In September 2010, PET-CT was repeated, not showing signs of pathological bone uptake, but multiple lymph nodes were found in the left axillary region, perivascular mediastinal, subcarinal and internal retroperitoneal level, as well as in the internal mammary region.
A new puncture with vertebral needle was performed and reported as a metastatic urothelial neoplasm compatible with urothelial hyperplasia.

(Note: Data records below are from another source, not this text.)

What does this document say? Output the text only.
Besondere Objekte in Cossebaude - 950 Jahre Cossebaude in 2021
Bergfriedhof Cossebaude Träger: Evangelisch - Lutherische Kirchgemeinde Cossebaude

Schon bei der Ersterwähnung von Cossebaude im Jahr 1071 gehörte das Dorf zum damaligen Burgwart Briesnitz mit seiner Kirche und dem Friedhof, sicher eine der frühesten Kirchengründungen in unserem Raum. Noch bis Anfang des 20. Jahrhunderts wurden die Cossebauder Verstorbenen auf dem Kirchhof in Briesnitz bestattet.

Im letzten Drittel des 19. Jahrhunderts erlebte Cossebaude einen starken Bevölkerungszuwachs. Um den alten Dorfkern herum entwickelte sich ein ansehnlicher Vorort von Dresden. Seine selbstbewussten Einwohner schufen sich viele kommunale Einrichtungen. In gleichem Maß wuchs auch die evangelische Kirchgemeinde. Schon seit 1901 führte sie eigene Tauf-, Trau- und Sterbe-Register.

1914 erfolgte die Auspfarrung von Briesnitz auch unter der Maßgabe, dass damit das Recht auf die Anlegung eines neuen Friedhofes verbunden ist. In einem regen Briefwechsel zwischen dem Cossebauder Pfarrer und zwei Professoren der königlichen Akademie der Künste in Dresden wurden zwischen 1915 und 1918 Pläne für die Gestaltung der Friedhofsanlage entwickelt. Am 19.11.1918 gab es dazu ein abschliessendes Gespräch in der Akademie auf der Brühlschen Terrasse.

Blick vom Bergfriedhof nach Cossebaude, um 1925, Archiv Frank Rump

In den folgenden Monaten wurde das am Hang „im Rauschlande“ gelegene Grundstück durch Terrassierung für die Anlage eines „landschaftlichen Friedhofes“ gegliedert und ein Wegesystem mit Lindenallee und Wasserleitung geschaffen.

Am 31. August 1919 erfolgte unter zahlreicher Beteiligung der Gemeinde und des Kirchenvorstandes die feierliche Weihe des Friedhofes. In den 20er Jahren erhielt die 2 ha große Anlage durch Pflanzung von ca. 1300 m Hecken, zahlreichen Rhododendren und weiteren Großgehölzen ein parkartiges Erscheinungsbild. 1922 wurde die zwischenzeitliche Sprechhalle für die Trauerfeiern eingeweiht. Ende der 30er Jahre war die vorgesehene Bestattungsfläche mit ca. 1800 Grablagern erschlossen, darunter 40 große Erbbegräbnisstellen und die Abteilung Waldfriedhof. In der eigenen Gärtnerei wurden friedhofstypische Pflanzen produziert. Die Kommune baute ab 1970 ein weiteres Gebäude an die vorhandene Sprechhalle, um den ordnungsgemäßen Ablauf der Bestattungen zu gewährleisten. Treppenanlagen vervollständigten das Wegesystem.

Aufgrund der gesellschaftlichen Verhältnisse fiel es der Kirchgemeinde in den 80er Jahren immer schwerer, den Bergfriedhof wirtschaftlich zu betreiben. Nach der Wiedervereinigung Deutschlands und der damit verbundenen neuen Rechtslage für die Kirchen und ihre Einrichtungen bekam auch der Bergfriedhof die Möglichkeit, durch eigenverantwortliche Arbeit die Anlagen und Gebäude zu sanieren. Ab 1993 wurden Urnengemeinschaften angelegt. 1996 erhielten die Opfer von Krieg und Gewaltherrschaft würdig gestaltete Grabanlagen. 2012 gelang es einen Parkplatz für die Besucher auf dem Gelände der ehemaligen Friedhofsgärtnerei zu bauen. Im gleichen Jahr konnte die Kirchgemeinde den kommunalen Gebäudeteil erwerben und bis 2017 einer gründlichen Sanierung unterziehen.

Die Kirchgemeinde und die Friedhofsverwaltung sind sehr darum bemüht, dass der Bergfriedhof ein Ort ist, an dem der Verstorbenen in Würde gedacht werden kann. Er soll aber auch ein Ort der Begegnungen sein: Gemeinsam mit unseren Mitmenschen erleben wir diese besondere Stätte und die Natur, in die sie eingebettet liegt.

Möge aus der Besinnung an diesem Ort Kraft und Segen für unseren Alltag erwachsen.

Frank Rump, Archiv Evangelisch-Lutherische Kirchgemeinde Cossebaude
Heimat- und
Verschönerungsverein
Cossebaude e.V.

Biopsy of breast lymph nodes was also performed, which were also reported as compatible with metastatic lesions originating from urothelial hyperplasia.
At this time, a new line of chemotherapy was initiated with Paclitaxel and Carboplatino, on a weekly basis, with a total of 6 cycles, which ended in January 2011.
Half of the chemotherapy treatment received a new control CT scan in which the disease was diagnosed and treated.
On February 17, 2011, a CT scan of reassessment revealed moderate-severe right hydronephrosis with nodular image extruded in the ureteral lumen suggestive of a new tumor lesion.
The patient also had contralateral kidney function and increased plasma creatinine to 2.9 ng/mL.
It was decided to place a right percutaneous nephrostomy with placement of an antegrade ureteral double J catheter.
During this admission he suffered an inferoposterior AMI and right ventricle treated by primary angioplasty effectively.
Finally, in mid-March 2011 the patient died.